I now offer Document 2239-PS as exhibit next in order, Exhibit Number USA-520. This is a file of 42 telegrams sent by the Prague office of the RSHA to the Gestapo office at Darmstadt, and they all carry the teletype signature of Kaltenbrunner. These commitment orders were issued during the period from 20 September 1944 to 2 February 1945. The concentration camps to which Kaltenbrunner sent these people included Sachsenhausen, Ravensbrück, Buchenwald, Bergen-Belsen, Flossenbürg, and Theresienstadt. Nationalities included Czech, German, French, Dutch, Italian, Corsican, Lithuanian, Greek, and Jews. Grounds included refusal to work, religious propaganda, sex relations with PW’s, communist statements, loafing on the job, working against the Reich, spreading of rumors detrimental to morale, “action Gitter,” breach of work contracts, statements against Germany, assault of foremen, defeatist statements, and theft and escape from jail.

Not only did Kaltenbrunner commit persons to concentration camps, but he authorized executions in concentration camps.
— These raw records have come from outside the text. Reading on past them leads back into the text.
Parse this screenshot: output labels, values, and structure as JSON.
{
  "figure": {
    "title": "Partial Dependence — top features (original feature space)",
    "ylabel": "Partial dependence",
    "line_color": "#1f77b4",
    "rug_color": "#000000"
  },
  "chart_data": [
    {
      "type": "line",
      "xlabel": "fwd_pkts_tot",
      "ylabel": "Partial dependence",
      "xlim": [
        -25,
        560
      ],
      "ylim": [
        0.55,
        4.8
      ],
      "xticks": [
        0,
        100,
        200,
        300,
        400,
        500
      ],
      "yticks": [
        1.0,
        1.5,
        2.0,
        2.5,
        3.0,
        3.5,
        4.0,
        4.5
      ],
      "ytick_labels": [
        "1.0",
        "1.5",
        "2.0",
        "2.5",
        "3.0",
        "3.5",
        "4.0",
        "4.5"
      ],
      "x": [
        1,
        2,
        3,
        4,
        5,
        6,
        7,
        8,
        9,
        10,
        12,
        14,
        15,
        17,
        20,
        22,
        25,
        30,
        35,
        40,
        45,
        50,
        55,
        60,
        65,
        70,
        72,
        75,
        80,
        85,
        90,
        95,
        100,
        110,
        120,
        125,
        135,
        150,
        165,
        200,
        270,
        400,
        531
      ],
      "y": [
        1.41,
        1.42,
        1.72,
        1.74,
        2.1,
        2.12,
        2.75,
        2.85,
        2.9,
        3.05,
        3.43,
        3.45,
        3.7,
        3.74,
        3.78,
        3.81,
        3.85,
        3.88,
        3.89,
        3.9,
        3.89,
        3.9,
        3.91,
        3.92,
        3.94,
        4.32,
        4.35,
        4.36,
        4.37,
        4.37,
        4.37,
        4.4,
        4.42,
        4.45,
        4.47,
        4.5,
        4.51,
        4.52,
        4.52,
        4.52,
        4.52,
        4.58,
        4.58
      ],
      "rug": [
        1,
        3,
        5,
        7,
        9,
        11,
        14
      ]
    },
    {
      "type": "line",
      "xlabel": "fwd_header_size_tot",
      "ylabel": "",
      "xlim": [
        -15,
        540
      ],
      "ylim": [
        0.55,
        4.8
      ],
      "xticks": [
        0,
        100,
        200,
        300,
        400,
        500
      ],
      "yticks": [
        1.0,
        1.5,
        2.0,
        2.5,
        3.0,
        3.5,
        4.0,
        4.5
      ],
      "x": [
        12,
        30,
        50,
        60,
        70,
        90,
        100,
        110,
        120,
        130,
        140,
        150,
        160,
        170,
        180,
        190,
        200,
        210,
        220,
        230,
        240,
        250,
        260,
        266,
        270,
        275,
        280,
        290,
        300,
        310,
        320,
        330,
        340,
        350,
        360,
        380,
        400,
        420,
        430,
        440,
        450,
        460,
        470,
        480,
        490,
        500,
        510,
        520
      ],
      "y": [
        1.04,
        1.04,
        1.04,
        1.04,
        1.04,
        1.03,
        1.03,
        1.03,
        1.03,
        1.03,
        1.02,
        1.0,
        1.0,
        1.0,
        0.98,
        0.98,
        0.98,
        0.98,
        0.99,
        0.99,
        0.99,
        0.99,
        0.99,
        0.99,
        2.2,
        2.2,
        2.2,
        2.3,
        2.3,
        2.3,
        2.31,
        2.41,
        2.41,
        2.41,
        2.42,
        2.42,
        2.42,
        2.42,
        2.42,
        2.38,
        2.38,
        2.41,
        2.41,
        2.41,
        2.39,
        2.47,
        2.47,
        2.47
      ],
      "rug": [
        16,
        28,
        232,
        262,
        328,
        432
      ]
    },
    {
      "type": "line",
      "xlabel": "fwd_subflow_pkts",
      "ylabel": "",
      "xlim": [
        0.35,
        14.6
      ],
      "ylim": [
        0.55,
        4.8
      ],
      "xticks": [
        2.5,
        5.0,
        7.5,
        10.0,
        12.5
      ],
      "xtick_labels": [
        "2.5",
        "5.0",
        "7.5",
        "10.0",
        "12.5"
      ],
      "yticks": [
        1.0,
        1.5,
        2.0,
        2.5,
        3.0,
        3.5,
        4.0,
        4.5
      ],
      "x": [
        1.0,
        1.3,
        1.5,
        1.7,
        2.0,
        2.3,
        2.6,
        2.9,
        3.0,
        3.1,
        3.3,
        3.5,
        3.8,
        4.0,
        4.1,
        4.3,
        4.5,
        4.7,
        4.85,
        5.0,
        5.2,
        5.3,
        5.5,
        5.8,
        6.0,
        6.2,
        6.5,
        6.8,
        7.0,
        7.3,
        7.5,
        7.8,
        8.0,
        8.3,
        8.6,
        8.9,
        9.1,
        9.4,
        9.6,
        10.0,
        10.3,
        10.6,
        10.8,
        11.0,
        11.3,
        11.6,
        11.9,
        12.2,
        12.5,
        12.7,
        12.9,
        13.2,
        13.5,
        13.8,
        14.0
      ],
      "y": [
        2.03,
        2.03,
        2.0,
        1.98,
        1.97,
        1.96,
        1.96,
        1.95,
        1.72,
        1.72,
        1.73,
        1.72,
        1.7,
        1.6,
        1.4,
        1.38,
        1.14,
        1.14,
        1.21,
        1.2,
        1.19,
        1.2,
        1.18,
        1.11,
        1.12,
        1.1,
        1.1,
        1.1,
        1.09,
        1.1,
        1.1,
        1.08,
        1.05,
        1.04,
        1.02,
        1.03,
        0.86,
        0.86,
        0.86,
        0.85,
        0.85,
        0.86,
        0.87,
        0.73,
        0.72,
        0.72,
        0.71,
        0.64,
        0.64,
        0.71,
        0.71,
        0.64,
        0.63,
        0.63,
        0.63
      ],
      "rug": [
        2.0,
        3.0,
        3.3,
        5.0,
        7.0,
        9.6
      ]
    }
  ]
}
I now offer Document L-51 as exhibit next in order, Exhibit USA-521. This is the affidavit of Adolf Zutter, the former adjutant of Mauthausen Concentration Camp, taken in the course of an official military investigation of the United States Army, on 2 August 1945, at Linz, Austria. This affidavit states, and I am quoting from Paragraph 3:

“Standartenführer Ziereis, the commander of Camp Mauthausen, gave me a large number of execution orders after opening the secret mail, because I was the adjutant and I had to deliver these to Obersturmführer Schulz. These orders of execution were written approximately in the following form. . . .”

There follows in the affidavit a description of the order for execution issued by the RSHA to the commander of the Concentration Camp Mauthausen. I omit quoting that description and continue at the next paragraph:

“Orders for execution also came without the name of the court of justice. Until the assassination of Heydrich, these orders were signed by him or by his competent deputy. Later on the orders were signed by Kaltenbrunner, but mostly they were signed by his deputy, Gruppenführer Müller.


“Dr. Kaltenbrunner, who signed the above-mentioned orders, had the rank of SS general—Obergruppenführer—and was the Chief of the Reich Security Main Office.


“Dr. Kaltenbrunner is about 40 years old, height about 1.76 to 1.80 meters, and has deep fencing scars on his face.